# My solution (print both decimal and binary)

[code]#include <stdio.h>
#include <inttypes.h>

void makeBinary(int64_t n)
{
if (n) {
if (n & 1) {
makeBinary(n >> 1);
printf(“1”);
} else {
makeBinary(n >> 1);
printf(“0”);
}
}
}

void printBinary(int64_t n)
{
makeBinary(n);
printf("\n");
}

int main(int argc, const char * argv[])
{
uint64_t a = 1;
for (int i = 0; i < 64; i++) {
if (i%2) {
a <<= 1;
a |= 1;
} else {
a <<= 1;
}
}

``````printf("%" PRIu64 "\n", a);

printBinary(a);

return 0;
``````

}[/code]

printBinary is discriminating against zero.

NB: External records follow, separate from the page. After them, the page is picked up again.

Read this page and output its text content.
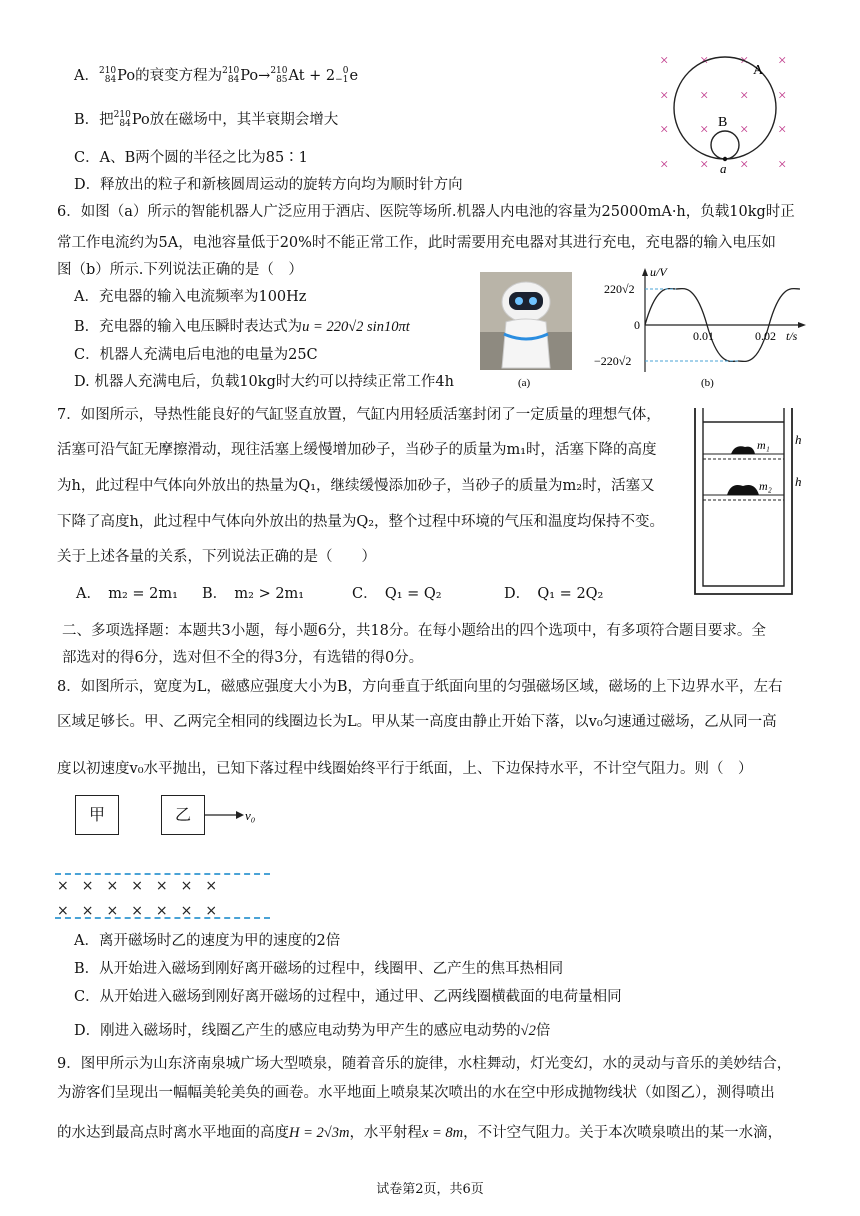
A．210
84Po的衰变方程为210
84Po→210
85At + 2 0
−1e
B．把210
84Po放在磁场中，其半衰期会增大
C．A、B两个圆的半径之比为85∶1
D．释放出的粒子和新核圆周运动的旋转方向均为顺时针方向
× × × ×
× × × ×
× × × ×
× × × ×
A
B
a
6．如图（a）所示的智能机器人广泛应用于酒店、医院等场所.机器人内电池的容量为25000mA·h，负载10kg时正
常工作电流约为5A，电池容量低于20%时不能正常工作，此时需要用充电器对其进行充电，充电器的输入电压如
图（b）所示.下列说法正确的是（　）
A．充电器的输入电流频率为100Hz
B．充电器的输入电压瞬时表达式为u = 220√2 sin10πt
C．机器人充满电后电池的电量为25C
D. 机器人充满电后，负载10kg时大约可以持续正常工作4h	(a)
u/V
t/s
220√2
−220√2
0
0.01	0.02
(b)
7．如图所示，导热性能良好的气缸竖直放置，气缸内用轻质活塞封闭了一定质量的理想气体，
活塞可沿气缸无摩擦滑动，现往活塞上缓慢增加砂子，当砂子的质量为m₁时，活塞下降的高度
为h，此过程中气体向外放出的热量为Q₁，继续缓慢添加砂子，当砂子的质量为m₂时，活塞又
下降了高度h，此过程中气体向外放出的热量为Q₂，整个过程中环境的气压和温度均保持不变。
关于上述各量的关系，下列说法正确的是（　　）
A．　m₂ = 2m₁ B．　m₂ > 2m₁	C．　Q₁ = Q₂	D．　Q₁ = 2Q₂
m₁
m₂
h
h
二、多项选择题：本题共3小题，每小题6分，共18分。在每小题给出的四个选项中，有多项符合题目要求。全
部选对的得6分，选对但不全的得3分，有选错的得0分。
8．如图所示，宽度为L，磁感应强度大小为B，方向垂直于纸面向里的匀强磁场区域，磁场的上下边界水平，左右
区域足够长。甲、乙两完全相同的线圈边长为L。甲从某一高度由静止开始下落，以v₀匀速通过磁场，乙从同一高
度以初速度v₀水平抛出，已知下落过程中线圈始终平行于纸面，上、下边保持水平，不计空气阻力。则（　）
甲	乙	v₀
×××××××
×××××××
A．离开磁场时乙的速度为甲的速度的2倍
B．从开始进入磁场到刚好离开磁场的过程中，线圈甲、乙产生的焦耳热相同
C．从开始进入磁场到刚好离开磁场的过程中，通过甲、乙两线圈横截面的电荷量相同
D．刚进入磁场时，线圈乙产生的感应电动势为甲产生的感应电动势的√2倍
9．图甲所示为山东济南泉城广场大型喷泉，随着音乐的旋律，水柱舞动，灯光变幻，水的灵动与音乐的美妙结合，
为游客们呈现出一幅幅美轮美奂的画卷。水平地面上喷泉某次喷出的水在空中形成抛物线状（如图乙），测得喷出
的水达到最高点时离水平地面的高度H = 2√3m，水平射程x = 8m，不计空气阻力。关于本次喷泉喷出的某一水滴，
试卷第2页，共6页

Zero is a perfectly good number.

Yes, you’re right! I didn’t consider zero. Here is new printBinary():

[code]void makeBinary(int64_t n, int counter)
{
counter -= 1;
if (counter) {
if (n & 1) {
makeBinary(n >> 1, counter);
printf(“1”);
} else {
makeBinary(n >> 1, counter);
printf(“0”);
}
}
}

void printBinary(int64_t n)
{
makeBinary(n, 64+1);
printf(“\n”);
}[/code]

No, that is pretty messy.

This will do the job nicely:

``````void printBinary (int64_t n)
{
if (!n) {
printf ("0");
}
else {
makeBinary (n);
}
printf ("\n");
}``````

Also I would rename makeBinary to make its purpose clear.

For example:

``````void printBinary (int64_t n)
{
if (!n) {
printf ("0");
}
else {
void printBinaryBits (int64_t);
printBinaryBits (n);
}
printf ("\n");
}

void printBinaryBits (int64_t n)
{
if (n) {
if (n & 1) {
printBinaryBits (n >> 1);
printf ("1");
} else {
printBinaryBits (n >> 1);
printf ("0");
}
}
}``````

[Accelerate your learning and become a competent programmer: pretty-function.org]

Hi @abex10, I just did a quick and dirty fix. You really inspired me!